Andi felt her face grow hot. He was exaggerating, but she should have told her doctors about her lapses in focus. “I’ve been to a doctor,” she said.

“Good. What’d he say?”

“She said there’s nothing wrong.” A lie, but she wasn’t about to tell him the truth.

“Your guru shrink tell you that? You need to go to a real doctor.”

“Dr. Knapp is a psychiatrist,” Andi answered tightly, “and I didn’t see her anyway. Where’s Emma?” she asked, looking back toward the road.

“Did you check Lacey’s parking lot as you drove by?”

Lacey’s was a shitkicker bar about a half mile from the lodge on the north road. It had scarred wooden chairs and tables, a clientele with a taste for Jack Daniel’s and hot, oily fries, country and western music on the jukebox, and a tiny outside area for smokers that was always in high demand.

“I didn’t come that way. I came from my cabin.” She’d rather eat larvae than say anything about the note now.

“Ah, the cabin. It’s yours now?”

“I’m moving in this weekend.”

“You sure you’re all right?” he asked, peering at her in a penetrating way.

“You’re the one in a bad mood.”

“You noticed. Well, no shit. You’re late, Emma’s God knows where, and I’ve got a meeting with Harlow Ransom this afternoon.” When Andi didn’t immediately respond, he said, “The county planner?”

“I know who he is.”

“Somebody’s gotta knock some sense into his head.

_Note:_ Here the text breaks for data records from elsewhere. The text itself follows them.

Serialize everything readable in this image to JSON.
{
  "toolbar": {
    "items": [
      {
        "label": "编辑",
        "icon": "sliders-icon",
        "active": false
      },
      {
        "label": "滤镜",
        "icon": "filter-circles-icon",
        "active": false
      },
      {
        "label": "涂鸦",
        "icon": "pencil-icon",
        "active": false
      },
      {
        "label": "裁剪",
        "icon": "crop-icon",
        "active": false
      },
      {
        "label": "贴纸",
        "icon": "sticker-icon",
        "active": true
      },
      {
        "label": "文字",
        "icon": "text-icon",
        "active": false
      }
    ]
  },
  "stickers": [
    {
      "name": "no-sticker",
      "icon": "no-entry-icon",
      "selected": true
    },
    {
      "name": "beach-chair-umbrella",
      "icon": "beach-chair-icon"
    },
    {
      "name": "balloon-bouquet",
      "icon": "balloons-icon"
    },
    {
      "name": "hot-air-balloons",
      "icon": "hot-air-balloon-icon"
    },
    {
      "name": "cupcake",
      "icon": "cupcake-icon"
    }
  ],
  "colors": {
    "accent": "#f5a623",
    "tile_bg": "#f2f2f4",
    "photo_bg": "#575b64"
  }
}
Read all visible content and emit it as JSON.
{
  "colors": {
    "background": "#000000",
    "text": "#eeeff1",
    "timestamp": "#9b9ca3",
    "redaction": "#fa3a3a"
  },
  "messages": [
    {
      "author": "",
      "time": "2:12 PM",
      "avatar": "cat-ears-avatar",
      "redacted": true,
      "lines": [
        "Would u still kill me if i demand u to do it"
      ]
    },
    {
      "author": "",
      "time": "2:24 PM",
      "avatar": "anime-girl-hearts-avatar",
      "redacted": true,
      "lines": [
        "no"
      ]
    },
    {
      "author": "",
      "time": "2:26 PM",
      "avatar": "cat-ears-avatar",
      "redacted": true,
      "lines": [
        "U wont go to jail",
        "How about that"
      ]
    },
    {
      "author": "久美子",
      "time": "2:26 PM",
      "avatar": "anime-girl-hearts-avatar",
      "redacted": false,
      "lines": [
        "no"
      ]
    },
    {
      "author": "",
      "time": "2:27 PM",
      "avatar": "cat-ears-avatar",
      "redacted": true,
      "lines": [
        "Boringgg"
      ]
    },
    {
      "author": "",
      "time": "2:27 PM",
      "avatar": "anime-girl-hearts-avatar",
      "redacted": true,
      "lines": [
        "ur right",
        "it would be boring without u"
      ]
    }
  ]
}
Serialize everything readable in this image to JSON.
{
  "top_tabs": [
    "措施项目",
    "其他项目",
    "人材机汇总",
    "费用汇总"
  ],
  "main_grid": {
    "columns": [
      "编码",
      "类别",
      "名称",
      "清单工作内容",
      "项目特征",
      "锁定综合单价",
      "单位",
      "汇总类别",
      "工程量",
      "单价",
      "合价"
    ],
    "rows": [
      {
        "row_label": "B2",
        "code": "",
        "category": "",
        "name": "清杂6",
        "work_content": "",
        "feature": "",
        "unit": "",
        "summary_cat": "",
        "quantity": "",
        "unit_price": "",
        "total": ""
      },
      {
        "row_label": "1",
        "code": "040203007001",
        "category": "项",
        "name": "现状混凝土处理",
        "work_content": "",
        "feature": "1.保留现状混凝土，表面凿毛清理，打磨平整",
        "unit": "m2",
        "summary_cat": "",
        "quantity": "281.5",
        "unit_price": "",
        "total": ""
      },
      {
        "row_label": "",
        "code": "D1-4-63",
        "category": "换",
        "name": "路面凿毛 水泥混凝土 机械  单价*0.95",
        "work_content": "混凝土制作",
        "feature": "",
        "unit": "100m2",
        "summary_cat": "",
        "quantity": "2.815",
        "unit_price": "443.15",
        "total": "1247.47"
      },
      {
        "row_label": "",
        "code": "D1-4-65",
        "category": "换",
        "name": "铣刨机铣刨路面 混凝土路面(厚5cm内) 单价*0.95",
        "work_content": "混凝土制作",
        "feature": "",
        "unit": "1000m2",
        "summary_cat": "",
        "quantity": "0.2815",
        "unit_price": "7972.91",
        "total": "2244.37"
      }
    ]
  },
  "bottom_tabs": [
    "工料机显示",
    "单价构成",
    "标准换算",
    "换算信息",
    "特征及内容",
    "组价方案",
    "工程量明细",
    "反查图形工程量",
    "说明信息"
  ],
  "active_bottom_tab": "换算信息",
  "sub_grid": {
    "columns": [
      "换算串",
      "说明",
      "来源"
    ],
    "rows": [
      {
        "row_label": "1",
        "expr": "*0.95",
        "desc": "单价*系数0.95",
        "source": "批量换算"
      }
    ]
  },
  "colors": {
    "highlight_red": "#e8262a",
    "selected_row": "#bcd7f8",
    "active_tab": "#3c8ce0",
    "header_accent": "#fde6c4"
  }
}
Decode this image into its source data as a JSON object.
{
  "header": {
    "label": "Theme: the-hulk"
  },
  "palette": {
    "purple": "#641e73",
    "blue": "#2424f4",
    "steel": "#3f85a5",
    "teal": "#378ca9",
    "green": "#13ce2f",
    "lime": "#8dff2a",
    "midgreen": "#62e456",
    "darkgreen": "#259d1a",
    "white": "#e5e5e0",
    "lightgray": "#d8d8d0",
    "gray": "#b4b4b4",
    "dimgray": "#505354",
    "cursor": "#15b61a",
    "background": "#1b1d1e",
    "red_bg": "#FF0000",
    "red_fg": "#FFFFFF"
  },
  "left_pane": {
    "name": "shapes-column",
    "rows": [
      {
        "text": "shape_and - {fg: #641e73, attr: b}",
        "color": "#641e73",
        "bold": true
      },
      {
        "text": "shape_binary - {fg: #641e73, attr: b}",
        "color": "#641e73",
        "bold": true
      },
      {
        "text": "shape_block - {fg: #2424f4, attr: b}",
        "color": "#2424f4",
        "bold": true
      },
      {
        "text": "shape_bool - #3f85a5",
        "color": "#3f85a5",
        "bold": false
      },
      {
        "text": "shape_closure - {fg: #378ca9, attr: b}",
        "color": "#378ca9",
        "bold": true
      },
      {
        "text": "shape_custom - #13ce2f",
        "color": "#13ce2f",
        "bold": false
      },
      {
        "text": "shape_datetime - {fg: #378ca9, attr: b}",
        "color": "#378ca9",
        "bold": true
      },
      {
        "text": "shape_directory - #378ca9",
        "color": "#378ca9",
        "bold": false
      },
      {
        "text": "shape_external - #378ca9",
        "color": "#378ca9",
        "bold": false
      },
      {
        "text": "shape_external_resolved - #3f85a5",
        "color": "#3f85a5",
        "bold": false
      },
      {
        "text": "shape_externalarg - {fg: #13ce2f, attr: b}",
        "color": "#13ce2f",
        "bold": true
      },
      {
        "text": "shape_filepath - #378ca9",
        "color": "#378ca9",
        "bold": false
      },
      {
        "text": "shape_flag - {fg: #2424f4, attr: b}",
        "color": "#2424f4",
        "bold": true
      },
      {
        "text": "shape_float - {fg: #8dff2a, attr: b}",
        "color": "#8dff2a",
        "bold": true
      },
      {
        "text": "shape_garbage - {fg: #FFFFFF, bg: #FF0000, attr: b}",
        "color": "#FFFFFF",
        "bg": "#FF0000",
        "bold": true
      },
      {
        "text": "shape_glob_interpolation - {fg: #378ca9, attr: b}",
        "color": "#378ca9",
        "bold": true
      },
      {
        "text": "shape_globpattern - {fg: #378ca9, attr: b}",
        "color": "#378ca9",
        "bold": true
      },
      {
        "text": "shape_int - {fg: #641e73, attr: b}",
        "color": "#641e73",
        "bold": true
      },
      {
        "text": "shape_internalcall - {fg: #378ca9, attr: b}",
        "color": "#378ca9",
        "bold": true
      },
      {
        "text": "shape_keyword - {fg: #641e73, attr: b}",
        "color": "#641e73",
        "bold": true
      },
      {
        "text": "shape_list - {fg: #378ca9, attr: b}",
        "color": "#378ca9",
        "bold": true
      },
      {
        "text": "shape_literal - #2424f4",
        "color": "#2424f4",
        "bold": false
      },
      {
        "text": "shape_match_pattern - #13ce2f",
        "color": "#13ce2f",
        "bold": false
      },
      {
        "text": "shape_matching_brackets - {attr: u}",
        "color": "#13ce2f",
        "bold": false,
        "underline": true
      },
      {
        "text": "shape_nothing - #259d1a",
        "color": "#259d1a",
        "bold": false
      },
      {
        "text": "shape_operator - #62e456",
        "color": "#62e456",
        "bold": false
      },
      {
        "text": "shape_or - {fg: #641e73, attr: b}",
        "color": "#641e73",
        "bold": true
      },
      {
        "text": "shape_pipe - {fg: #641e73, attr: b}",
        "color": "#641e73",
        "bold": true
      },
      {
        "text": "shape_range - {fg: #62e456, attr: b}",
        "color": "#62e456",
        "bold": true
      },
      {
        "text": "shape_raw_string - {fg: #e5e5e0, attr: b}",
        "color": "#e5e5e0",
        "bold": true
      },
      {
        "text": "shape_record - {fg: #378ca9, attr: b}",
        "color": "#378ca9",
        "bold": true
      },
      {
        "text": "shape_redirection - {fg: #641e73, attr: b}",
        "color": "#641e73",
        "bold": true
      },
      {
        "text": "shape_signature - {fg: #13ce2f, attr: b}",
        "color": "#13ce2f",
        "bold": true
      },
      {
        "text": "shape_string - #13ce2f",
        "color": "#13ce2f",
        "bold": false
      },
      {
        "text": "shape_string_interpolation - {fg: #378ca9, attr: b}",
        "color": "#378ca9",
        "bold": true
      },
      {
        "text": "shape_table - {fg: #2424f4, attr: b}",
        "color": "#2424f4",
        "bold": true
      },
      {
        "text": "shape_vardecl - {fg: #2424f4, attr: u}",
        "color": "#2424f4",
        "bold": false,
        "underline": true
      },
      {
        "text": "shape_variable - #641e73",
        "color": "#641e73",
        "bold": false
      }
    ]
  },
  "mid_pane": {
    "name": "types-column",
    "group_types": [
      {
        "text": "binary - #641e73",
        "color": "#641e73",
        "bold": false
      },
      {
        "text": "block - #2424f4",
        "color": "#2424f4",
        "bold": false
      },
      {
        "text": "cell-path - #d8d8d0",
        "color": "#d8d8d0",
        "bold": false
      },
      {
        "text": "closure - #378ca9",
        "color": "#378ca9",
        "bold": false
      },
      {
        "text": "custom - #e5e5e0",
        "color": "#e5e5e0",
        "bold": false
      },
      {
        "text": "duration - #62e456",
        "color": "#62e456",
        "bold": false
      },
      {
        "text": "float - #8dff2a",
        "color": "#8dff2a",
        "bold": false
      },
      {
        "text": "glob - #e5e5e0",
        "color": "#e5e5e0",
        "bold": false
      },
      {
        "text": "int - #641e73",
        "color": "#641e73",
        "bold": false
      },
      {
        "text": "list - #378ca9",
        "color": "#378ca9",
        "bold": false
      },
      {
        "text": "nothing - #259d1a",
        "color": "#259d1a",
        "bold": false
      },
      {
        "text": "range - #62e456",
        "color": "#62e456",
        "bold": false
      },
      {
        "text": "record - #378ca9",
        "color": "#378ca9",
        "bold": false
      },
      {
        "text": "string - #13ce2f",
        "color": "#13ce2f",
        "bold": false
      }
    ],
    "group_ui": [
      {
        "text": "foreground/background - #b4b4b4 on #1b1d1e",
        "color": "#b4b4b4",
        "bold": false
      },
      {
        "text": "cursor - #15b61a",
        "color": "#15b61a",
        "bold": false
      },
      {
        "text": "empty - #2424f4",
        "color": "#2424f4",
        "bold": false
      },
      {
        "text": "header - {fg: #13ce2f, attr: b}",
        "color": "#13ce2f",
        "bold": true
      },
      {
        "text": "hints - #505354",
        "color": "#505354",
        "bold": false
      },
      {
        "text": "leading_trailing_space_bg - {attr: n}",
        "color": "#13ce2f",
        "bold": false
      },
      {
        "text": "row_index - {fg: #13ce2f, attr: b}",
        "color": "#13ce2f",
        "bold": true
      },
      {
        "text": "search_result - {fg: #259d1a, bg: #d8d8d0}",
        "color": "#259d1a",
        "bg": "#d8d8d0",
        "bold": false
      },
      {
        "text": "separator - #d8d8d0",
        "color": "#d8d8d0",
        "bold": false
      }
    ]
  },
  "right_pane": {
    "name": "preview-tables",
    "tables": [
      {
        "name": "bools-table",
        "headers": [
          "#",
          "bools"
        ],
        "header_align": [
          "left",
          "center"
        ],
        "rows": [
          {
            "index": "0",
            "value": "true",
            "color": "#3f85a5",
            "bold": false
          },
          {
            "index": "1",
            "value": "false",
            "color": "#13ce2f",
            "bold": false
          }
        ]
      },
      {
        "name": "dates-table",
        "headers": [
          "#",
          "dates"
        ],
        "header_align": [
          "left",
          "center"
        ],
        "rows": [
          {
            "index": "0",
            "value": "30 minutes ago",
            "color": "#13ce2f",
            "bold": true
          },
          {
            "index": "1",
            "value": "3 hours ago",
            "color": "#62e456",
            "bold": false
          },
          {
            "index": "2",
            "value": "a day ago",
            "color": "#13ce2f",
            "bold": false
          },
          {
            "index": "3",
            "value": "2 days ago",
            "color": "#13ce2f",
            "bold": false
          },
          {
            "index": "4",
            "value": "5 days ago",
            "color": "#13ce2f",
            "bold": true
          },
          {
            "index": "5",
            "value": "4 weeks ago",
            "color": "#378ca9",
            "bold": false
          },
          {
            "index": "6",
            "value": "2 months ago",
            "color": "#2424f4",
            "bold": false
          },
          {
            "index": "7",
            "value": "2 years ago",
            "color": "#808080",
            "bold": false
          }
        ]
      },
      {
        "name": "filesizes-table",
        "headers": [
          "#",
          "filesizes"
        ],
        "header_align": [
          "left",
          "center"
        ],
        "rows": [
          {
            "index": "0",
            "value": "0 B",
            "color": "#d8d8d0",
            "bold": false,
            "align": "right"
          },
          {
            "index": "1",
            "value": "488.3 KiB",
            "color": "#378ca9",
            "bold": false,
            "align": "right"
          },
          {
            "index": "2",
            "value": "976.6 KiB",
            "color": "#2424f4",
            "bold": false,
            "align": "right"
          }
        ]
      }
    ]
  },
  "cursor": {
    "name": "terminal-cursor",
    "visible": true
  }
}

If Ransom has his way, we won’t be able to subdivide the larger lots and those North Shore cabins’ll remain the squatter palaces they are.”

He was specifically referring to a series of cabins similar to the one Andi had just purchased that had been sold to Wren Development in a block. No one had done any upkeep on them since the 1940s and they were all still standing by the grace of God. The Carrera brothers had made an offer for them, but the cabins’ cantankerous ninety-year-old owner had bullishly resisted, selling out lock, stock, and barrel to the Wrens before suffering a fatal heart attack.